Schwierige Wahlnachlese nach verlorener Landtagswahl
In den vergangenen Monaten war sie viel in Schleswig-Holstein unterwegs, um in den Kreisverbänden vor Ort über die Wahlniederlage zu sprechen, das Ergebnis und mögliche Ursachen zu analysieren und aus gemachten Fehlern zu lernen. Mit dem damaligen Spitzenkandidaten Thomas Losse-Müller hatte die SPD auf neue Impulse gehofft, wollte inhaltliche Akzente setzen und gegenüber einem populären Amtsinhaber punkten - am Ende landete die SPD hinter den Grünen auf Platz drei und musste die Hoffnung auf eine Regierungsbeteiligung aufgeben. Lediglich zwölf SPD-Abgeordnete gehören der SPD-Fraktion im Landtag noch an. "Da ist natürlich immer noch der eine oder andere enttäuscht. Kann ich total gut auch nachvollziehen. Das hat bei mir ja auch etwas länger gedauert", kommentiert Midyatli die Niederlage.
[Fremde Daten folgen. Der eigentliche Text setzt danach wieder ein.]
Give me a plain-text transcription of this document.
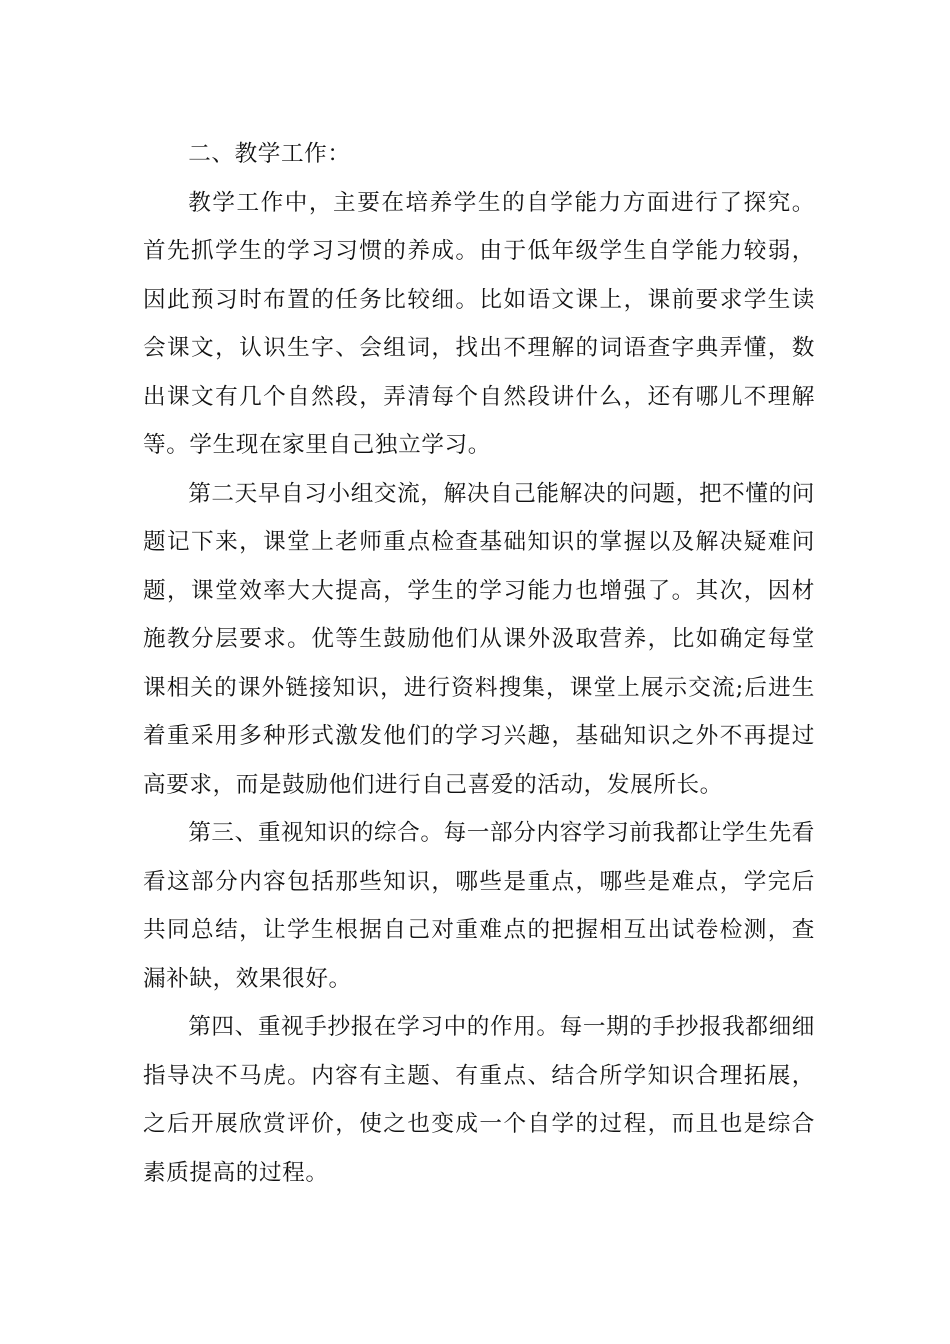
二、教学工作：

教学工作中，主要在培养学生的自学能力方面进行了探究。 首先抓学生的学习习惯的养成。由于低年级学生自学能力较弱，因此预习时布置的任务比较细。比如语文课上，课前要求学生读会课文，认识生字、会组词，找出不理解的词语查字典弄懂，数出课文有几个自然段，弄清每个自然段讲什么，还有哪儿不理解等。学生现在家里自己独立学习。

第二天早自习小组交流，解决自己能解决的问题，把不懂的问题记下来，课堂上老师重点检查基础知识的掌握以及解决疑难问题，课堂效率大大提高，学生的学习能力也增强了。其次，因材施教分层要求。优等生鼓励他们从课外汲取营养，比如确定每堂课相关的课外链接知识，进行资料搜集，课堂上展示交流;后进生着重采用多种形式激发他们的学习兴趣，基础知识之外不再提过高要求，而是鼓励他们进行自己喜爱的活动，发展所长。

第三、重视知识的综合。每一部分内容学习前我都让学生先看看这部分内容包括那些知识，哪些是重点，哪些是难点，学完后共同总结，让学生根据自己对重难点的把握相互出试卷检测，查漏补缺，效果很好。

第四、重视手抄报在学习中的作用。每一期的手抄报我都细细指导决不马虎。内容有主题、有重点、结合所学知识合理拓展，之后开展欣赏评价，使之也变成一个自学的过程，而且也是综合素质提高的过程。
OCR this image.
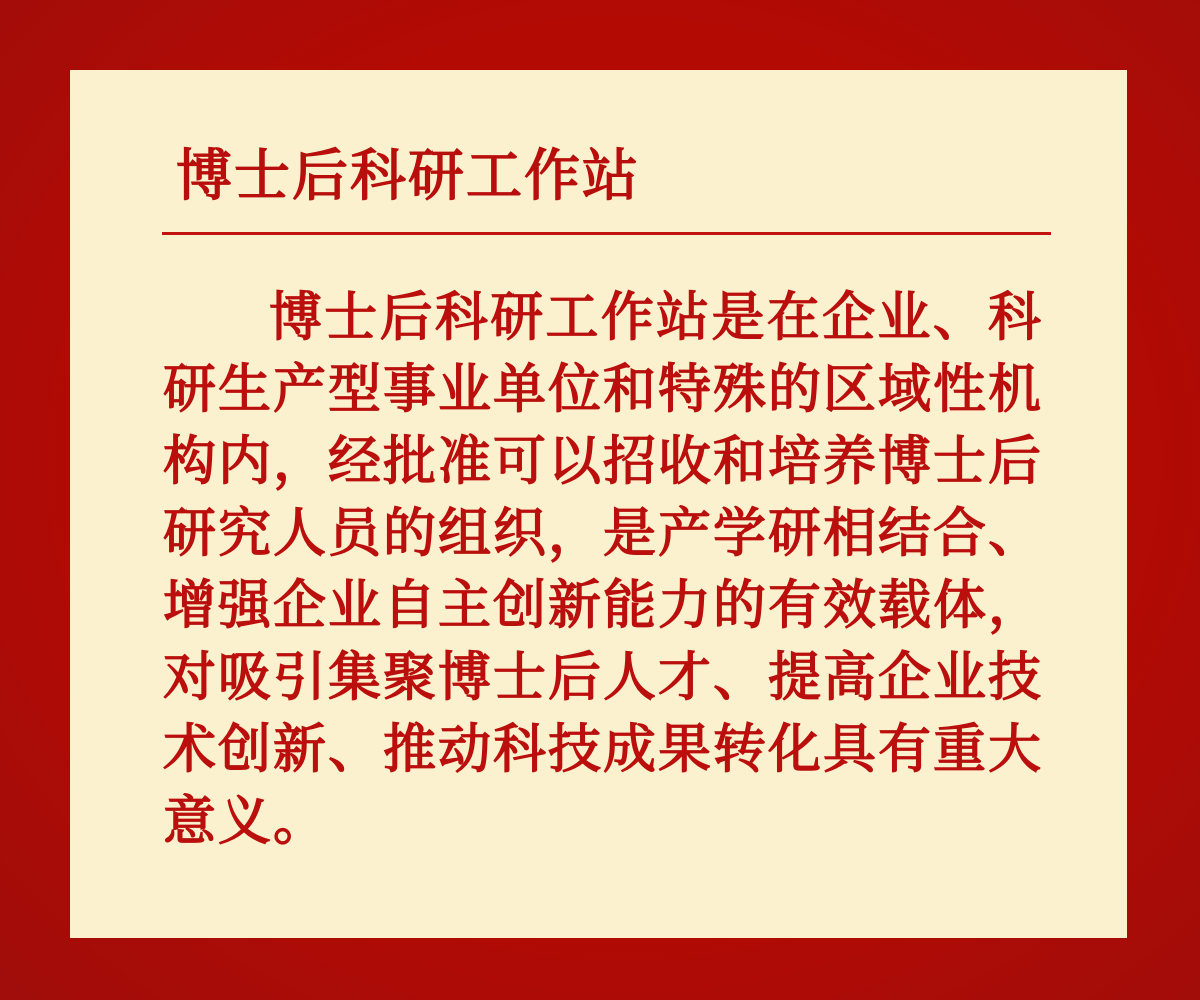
博士后科研工作站
博士后科研工作站是在企业、科
研生产型事业单位和特殊的区域性机
构内，经批准可以招收和培养博士后
研究人员的组织，是产学研相结合、
增强企业自主创新能力的有效载体，
对吸引集聚博士后人才、提高企业技
术创新、推动科技成果转化具有重大
意义。
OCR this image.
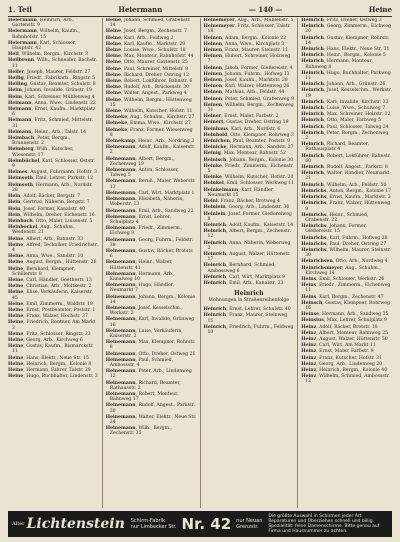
1. Teil	Heiermann	— 140 —	Heine
Heiermann, Heinrich, Arb., Gartenstr. 9
Heiermann, Wilhelm, Kaufm., Bahnhofstr. 15
Heiermann, Karl, Schlosser, Hauptstr. 42
Heil, Wilhelm, Bergm., Kirchstr. 3
Heilbronn, Wilh., Schneider, Bachstr. 11
Heiler, Joseph, Maurer, Feldstr. 27
Heilig, Friedr., Fabrikarb., Ringstr. 5
Heiling, Gustav, Beamter, Schulstr. 8
Heim, Johann, Invalide, Grünstr. 19
Heim, Karl, Schreiner, Mühlenweg 4
Heimann, Anna, Wwe., Lindenstr. 22
Heimann, Ernst, Kaufm., Marktplatz 6
Heimann, Fritz, Schmied, Mittelstr. 31
Heimann, Heinr., Arb., Talstr. 14
Heimbach, Peter, Bergm., Brunnenstr. 2
Heimberg, Wilh., Kutscher, Wiesenstr. 17
Heimbüchel, Karl, Schlosser, Oststr. 9
Heimes, August, Fuhrmann, Hofstr. 3
Heimsoth, Emil, Lehrer, Parkstr. 12
Heimsoth, Hermann, Arb., Nordstr. 28
Hein, Adolf, Bäcker, Bergstr. 7
Hein, Gertrud, Näherin, Bergstr. 7
Hein, Josef, Former, Kanalstr. 40
Hein, Wilhelm, Dreher, Eichenstr. 16
Heinbach, Otto, Maler, Luisenstr. 5
Heinbockel, Aug., Schuhm., Weidenstr. 21
Heine, Albert, Arb., Bahnstr. 33
Heine, Alfred, Techniker, Friedrichstr. 4
Heine, Anna, Wwe., Sandstr. 10
Heine, August, Bergm., Hüttenstr. 26
Heine, Bernhard, Klempner, Schillerstr. 8
Heine, Carl, Händler, Goethestr. 13
Heine, Christian, Arb., Moltkestr. 2
Heine, Elise, Verkäuferin, Kaiserstr. 45
Heine, Emil, Zimmerm., Waldstr. 19
Heine, Ernst, Postbeamter, Poststr. 1
Heine, Franz, Walzer, Hochstr. 37
Heine, Friedrich, Rentner, Am Markt 3
Heine, Fritz, Schlosser, Ringstr. 23
Heine, Georg, Arb., Kirchweg 6
Heine, Gustav, Kaufm., Bismarckstr. 11
Heine, Hans, Elektr., Neue Str. 15
Heine, Heinrich, Bergm., Kolonie 8
Heine, Hermann, Fahrer, Talstr. 29
Heine, Hugo, Buchhalter, Lindenstr. 3
Heine, Johann, Schmied, Grabenstr. 14
Heine, Josef, Bergm., Zechenstr. 7
Heine, Karl, Arb., Feldweg 2
Heine, Karl, Kaufm., Marktstr. 20
Heine, Louise, Wwe., Schulstr. 18
Heine, Max, Monteur, Bahnhofstr. 44
Heine, Otto, Maurer, Gartenstr. 25
Heine, Paul, Schreiner, Mittelstr. 9
Heine, Richard, Dreher, Ostring 12
Heine, Robert, Lokführer, Bahnstr. 6
Heine, Rudolf, Arb., Brückenstr. 30
Heine, Walter, Angest., Parkweg 4
Heine, Wilhelm, Bergm., Hüttenweg 15
Heine, Wilhelm, Kutscher, Hofstr. 11
Heineke, Aug., Schuhm., Kirchstr. 27
Heineke, Emma, Wwe., Kirchstr. 27
Heineke, Franz, Former, Wiesenweg 8
Heinekamp, Heinr., Arb., Nordring 3
Heinemann, Adolf, Kaufm., Kaiserstr. 2
Heinemann, Albert, Bergm., Zechenweg 19
Heinemann, Anton, Schlosser, Talweg 5
Heinemann, Bernh., Maler, Weberstr. 13
Heinemann, Carl, Wirt, Marktplatz 1
Heinemann, Elisabeth, Näherin, Weberstr. 13
Heinemann, Emil, Arb., Sandweg 22
Heinemann, Ernst, Lehrer, Schulplatz 4
Heinemann, Friedr., Zimmerm., Eichweg 9
Heinemann, Georg, Fuhrm., Feldstr. 38
Heinemann, Gustav, Bäcker, Brotstr. 6
Heinemann, Heinr., Walzer, Hüttenstr. 41
Heinemann, Hermann, Arb., Kanalweg 10
Heinemann, Hugo, Händler, Neumarkt 7
Heinemann, Johann, Bergm., Kolonie 14
Heinemann, Josef, Kesselschm., Werkstr. 3
Heinemann, Karl, Invalide, Grünweg 16
Heinemann, Luise, Verkäuferin, Kaiserstr. 2
Heinemann, Max, Klempner, Rohrstr. 8
Heinemann, Otto, Dreher, Ostweg 21
Heinemann, Paul, Schmied, Ambossstr. 4
Heinemann, Peter, Arb., Lindenweg 12
Heinemann, Richard, Beamter, Rathausstr. 2
Heinemann, Robert, Monteur, Bahnweg 17
Heinemann, Rudolf, Angest., Parkstr. 30
Heinemann, Walter, Elektr., Neue Str. 24
Heinemann, Wilh., Bergm., Zechenstr. 35
Heinemeyer, Aug., Arb., Mühlenstr. 5
Heinemeyer, Fritz, Schlosser, Talstr. 18
Heinen, Adam, Bergm., Kolonie 22
Heinen, Anna, Wwe., Kirchplatz 3
Heinen, Franz, Maurer, Steinstr. 11
Heinen, Hubert, Schreiner, Holzweg 7
Heinen, Jakob, Former, Gießereistr. 4
Heinen, Johann, Fuhrm., Hofweg 13
Heinen, Josef, Kaufm., Marktstr. 28
Heinen, Karl, Walzer, Hüttenweg 26
Heinen, Mathias, Arb., Feldstr. 44
Heinen, Peter, Schmied, Grabenweg 9
Heinen, Wilhelm, Bergm., Zechenweg 31
Heiner, Ernst, Maler, Farbstr. 2
Heinert, Gustav, Dreher, Ostring 19
Heinhaus, Karl, Arb., Nordstr. 6
Heinhold, Otto, Klempner, Rohrweg 3
Heinichen, Paul, Beamter, Poststr. 9
Heinicke, Hermann, Arb., Sandstr. 27
Heinig, Max, Monteur, Bahnstr. 52
Heinisch, Johann, Bergm., Kolonie 30
Heinke, Friedr., Zimmerm., Eichenstr. 5
Heinke, Wilhelm, Kutscher, Hofstr. 20
Heinkel, Emil, Schlosser, Werkweg 11
Heinkelmann, Karl, Händler, Neumarkt 15
Heinl, Franz, Bäcker, Brotweg 4
Heinlein, Georg, Arb., Lindenstr. 36
Heinlein, Josef, Former, Gießereiweg 8
Heinrich, Adolf, Kaufm., Kaiserstr. 14
Heinrich, Albert, Bergm., Zechenstr. 12
Heinrich, Anna, Näherin, Weberweg 2
Heinrich, August, Walzer, Hüttenstr. 17
Heinrich, Bernhard, Schmied, Ambossweg 6
Heinrich, Carl, Wirt, Marktplatz 9
Heinrich, Emil, Arb., Kanalstr. 23
Heinrich
Wohnungen in Straßenreihenfolge
Heinrich, Ernst, Lehrer, Schulstr. 40
Heinrich, Franz, Maurer, Steinweg 15
Heinrich, Friedrich, Fuhrm., Feldweg 10
Heinrich, Fritz, Dreher, Ostweg 3
Heinrich, Georg, Zimmerm., Eichweg 20
Heinrich, Gustav, Klempner, Rohrstr. 14
Heinrich, Hans, Elektr., Neue Str. 31
Heinrich, Heinr., Bergm., Kolonie 5
Heinrich, Hermann, Monteur, Bahnweg 8
Heinrich, Hugo, Buchhalter, Parkweg 11
Heinrich, Johann, Arb., Grünstr. 26
Heinrich, Josef, Kesselschm., Werkstr. 19
Heinrich, Karl, Invalide, Kirchstr. 33
Heinrich, Luise, Wwe., Schulweg 7
Heinrich, Max, Schreiner, Holzstr. 12
Heinrich, Otto, Maler, Farbweg 5
Heinrich, Paul, Schlosser, Talweg 24
Heinrich, Peter, Bergm., Zechenweg 2
Heinrich, Richard, Beamter, Rathausplatz 4
Heinrich, Robert, Lokführer, Bahnstr. 60
Heinrich, Rudolf, Angest., Parkstr. 8
Heinrich, Walter, Händler, Neumarkt 21
Heinrich, Wilhelm, Arb., Feldstr. 50
Heinrichs, Anton, Bergm., Kolonie 17
Heinrichs, Ernst, Kaufm., Marktstr. 3
Heinrichs, Franz, Walzer, Hüttenweg 9
Heinrichs, Heinr., Schmied, Grabenstr. 22
Heinrichs, Johann, Former, Gießereistr. 15
Heinrichs, Karl, Fuhrm., Hofweg 28
Heinrichs, Paul, Dreher, Ostring 27
Heinrichs, Wilhelm, Maurer, Steinstr. 30
Heinrichsen, Otto, Arb., Nordweg 4
Heinrichsmeyer, Aug., Schuhm., Kirchweg 14
Heins, Emil, Schlosser, Werkstr. 26
Heins, Friedr., Zimmerm., Eichenweg 11
Heins, Karl, Bergm., Zechenstr. 47
Heinsch, Gustav, Klempner, Rohrweg 16
Heinse, Hermann, Arb., Sandweg 35
Heinsius, Max, Lehrer, Schulplatz 9
Heinz, Adolf, Bäcker, Brotstr. 18
Heinz, Albert, Monteur, Bahnweg 25
Heinz, August, Walzer, Hüttenstr. 50
Heinz, Carl, Wirt, Am Markt 11
Heinz, Ernst, Maler, Farbstr. 9
Heinz, Franz, Kutscher, Hofstr. 31
Heinz, Georg, Arb., Lindenweg 20
Heinz, Heinrich, Bergm., Kolonie 40
Heinz, Wilhelm, Schmied, Ambossstr. 12
Alter Lichtenstein Schirm-Fabrik
nur Limbecker Str. Nr. 42 nur Neuan
Grenzstr.
Die größte Auswahl in Schirmen jeder Art Reparaturen und Überziehen schnell und billig. Spezialität: feine Damenschirme. Bitte genau auf Firma und Hausnummer zu achten.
Die Aufarbeitung in der Partei habe ihr selbst sehr gut getan. Man sei aber noch lange nicht fertig. Die Analyse habe gezeigt, dass sich die SPD stärker auf Themen konzentrieren müsse. Der Fokus müsse dabei auf die sozialen Themen gelegt werden, so Midyatli. Ihre Partei ist in der Oppositionsrolle angekommen. Midyatli sieht in Fraktionschef Losse-Müller eine große Unterstützung. Er mache einen "großartigen Job im Parlament" und außerdem könne man sich in den unterschiedlichen Funktionen die Arbeit einfach besser aufteilen.
Kämpfen mit Kämpfer
Im Landesvorstand holt sich Midyatli einen erfahrenen Kommunalpolitiker an ihre Seite - Kiels Oberbürgermeister Ulf Kämpfer. Er kandidiert erstmals als Stellvertreter. Bis zur Landtagswahl 2027 wollen sie zur alter Stärke zurückfinden, so Kämpfer. Doch das passiere nicht von alleine. "Was ich dazu beitragen kann, das möchte ich jetzt gerne im Landesvorstand tun", so Kämpfer.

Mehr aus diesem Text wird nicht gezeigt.